2話
肩をがっくり落として家に入ると「許可が出た」と喜ぶ師匠。いいえ、母リシャンは楽しそうに荷造りを続けている。その姿に私の胸の奥では、不安がもやのように膨らんだ。
「父の許可が出ましたが……。母、ギルドの依頼もですが。王家付きの薬師はどうされるんですか? 他の魔女も、魔女会に参加されるのですよね?」
伺いを立てた私に、リシャン母は顔を上げ、にっこりと笑った。
「もちろん、そうだね。王家の薬師はわたしの弟子であり、娘のシャーリーに任せる。明日には、王家に引き継ぎの書類を送っておくね」
ニコニコの母と、眉を細める私。
「そうですよね。やはり、そうなりますよね。だけど、そんな大役が私に務まるでしょうか? 王家の薬師と冒険者ギルドの依頼。そして、リィーネ森の森護りなんて……」
「大丈夫。シャーリーなら務まるわ」
母は即答した。
「なにせ、大魔女のわたしと八年間一緒にやってきたじゃない。薬草の育て方、選別も、調合も、行商人とのやり取りも。あと魔女魔法、森護りの術だって教えた。さぁ右手を出して、リィーネ森の権利を移すわ」
「え? は、はい。おねがいします」
母が笑い、私の右手を取って魔法を唱えると、周囲の木々が魔力を感じてざわめいた。それはこの森の森護りが変わるのだから。
「『リィーネの森の権利を、魔女シャーリーに託す』」
その言葉とともに、私の右手の甲が熱くなり、緑の魔法陣が浮かび上がる。これは、森に選ばれた魔女の証で、森の魔女にしか見えない印。
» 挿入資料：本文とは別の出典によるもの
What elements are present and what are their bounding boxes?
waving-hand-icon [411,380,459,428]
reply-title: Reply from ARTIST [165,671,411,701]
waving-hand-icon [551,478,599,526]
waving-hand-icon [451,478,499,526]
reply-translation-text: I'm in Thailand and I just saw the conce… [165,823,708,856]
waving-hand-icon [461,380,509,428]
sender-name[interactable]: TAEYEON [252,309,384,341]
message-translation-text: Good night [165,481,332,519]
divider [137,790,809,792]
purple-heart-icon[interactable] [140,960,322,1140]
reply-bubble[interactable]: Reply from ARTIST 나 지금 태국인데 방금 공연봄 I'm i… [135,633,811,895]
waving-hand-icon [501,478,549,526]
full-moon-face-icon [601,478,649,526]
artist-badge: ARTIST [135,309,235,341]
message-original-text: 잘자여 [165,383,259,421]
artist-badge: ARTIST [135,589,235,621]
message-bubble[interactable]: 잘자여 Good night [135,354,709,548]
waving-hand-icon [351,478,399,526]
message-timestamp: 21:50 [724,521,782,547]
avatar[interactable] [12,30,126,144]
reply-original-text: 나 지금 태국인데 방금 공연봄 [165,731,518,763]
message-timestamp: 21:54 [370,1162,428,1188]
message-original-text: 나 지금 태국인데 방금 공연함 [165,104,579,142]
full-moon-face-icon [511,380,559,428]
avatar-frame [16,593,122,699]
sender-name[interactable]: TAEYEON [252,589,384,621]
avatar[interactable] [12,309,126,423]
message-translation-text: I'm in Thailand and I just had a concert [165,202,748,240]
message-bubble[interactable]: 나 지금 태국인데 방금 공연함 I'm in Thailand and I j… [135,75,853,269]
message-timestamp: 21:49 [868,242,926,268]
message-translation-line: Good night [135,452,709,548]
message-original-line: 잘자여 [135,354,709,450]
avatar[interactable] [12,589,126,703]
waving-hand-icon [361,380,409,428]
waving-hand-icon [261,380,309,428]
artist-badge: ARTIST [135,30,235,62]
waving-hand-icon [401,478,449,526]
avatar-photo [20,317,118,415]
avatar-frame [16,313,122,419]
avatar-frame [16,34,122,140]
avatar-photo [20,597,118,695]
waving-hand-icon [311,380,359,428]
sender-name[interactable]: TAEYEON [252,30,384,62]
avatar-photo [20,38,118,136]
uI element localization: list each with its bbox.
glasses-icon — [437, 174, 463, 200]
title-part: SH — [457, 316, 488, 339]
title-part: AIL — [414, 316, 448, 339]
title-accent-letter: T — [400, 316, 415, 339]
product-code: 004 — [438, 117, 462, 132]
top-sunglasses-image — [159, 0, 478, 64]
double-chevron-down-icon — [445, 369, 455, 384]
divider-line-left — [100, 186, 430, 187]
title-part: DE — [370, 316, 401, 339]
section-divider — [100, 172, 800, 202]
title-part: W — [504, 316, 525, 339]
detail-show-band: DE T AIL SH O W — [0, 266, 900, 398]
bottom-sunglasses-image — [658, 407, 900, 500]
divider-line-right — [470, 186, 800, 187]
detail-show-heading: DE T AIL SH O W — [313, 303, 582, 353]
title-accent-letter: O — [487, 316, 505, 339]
「シャーリー、そんな顔をしなくても大丈夫。ここ、リィーネの森には最強で、使い魔の幻獣フェンリルのキョンがいるから安心して」
「はい……でも」
「そう、心配しなくて大丈夫。キョンの力を知る者はそうやすやすと森に近づかない。森に来るのはキョンの力を知らない、人間くらいだね。シャーリー、わたしは八年間あらゆる事をあなたに教えた」
確かに、母のもとでの日々は厳しくも充実していた。
「母にはたくさん教わりました。でも、不安です」
私の言葉に母は柔らかく笑みを浮かべ、肩にぽんと手を置いた。
「シャーリー、あなたは要領は悪いけど、魔力は魔女の中でも高い。物覚えもいいし、努力家で、何事も最後までやり遂げる子だから大丈夫」
母が自分を見ていてくれた。
そして、大丈夫と言う言葉に嬉しくなる。
「あ、それから、まだ使い魔がいないあなたのために、五年前この森を出たあなたの兄弟子で、魔獣族のヴォルフをここへ呼んでおいた。あの子が着いたら、彼を使い魔にするといい」
「え? 兄弟子のヴォルフ兄が森に帰ってきて、私の使い魔になる!?」
「あの子に、シャーリーの事を頼んでおいたわ」
「ヴォルフ兄に?」
使い魔――それは魔女にとって、調合や魔法補助を支え、魔法の詠唱中には身をていして守ってくれる、大切な存在。
「えぇ。さっきヴォルフに連絡したら、誰とも契約していないと言ったからお願いしたわ。嬉しいでしょう?」
リシャン母は、私の胸の内を見透かしたようにニヤリと笑う。そんな母に私も素直に答える。
「とても嬉しいです。ヴォルフ兄は魔法、戦闘、薬草に詳しいから心強いです。兄が森に着いたら、正式に使い魔として迎え、このリィーネの森を守っていきます」
「うんうん、頼もしい娘だね。でも、シャーリー。あなたが無理だと思ったら、やめてもいい。身の危険が迫ったら逃げなさい。逃げた後、困るのは“リィーネ森の護り魔女を甘く見ていた”連中だけ」
母の言葉に私は頷く。
「でも、シャーリーがまだ頑張れると思ったら、キョンか、ヴォルフを頼りなさい」
そう言い残すと母はホウキを取り出し、扉の外へ出る。私もその後に続く。母は家の前で眠る父に。
「キョン、あとは頼んだよ。じゃあ、行ってくるね。シャーリー、あなたならきっと大丈夫」
ホウキ片手に、母は笑った。
フェンリルのキョン父は目を閉じたまま、もふもふの尾をひらりと振り、静かに応えた。ホウキに乗り、空高く舞い上がる母に手を振る。
「母、いってらっしゃい!」
その背が見えなくなるまで見送って、ふうと息をついた。
いきなり、こんな大役を任されるなんて。リィーネ森の森護りにして、王家の薬師。不安は尽きないけれど「頑張らなくちゃ」心の中でそう呟き、私は小さく拳を握った。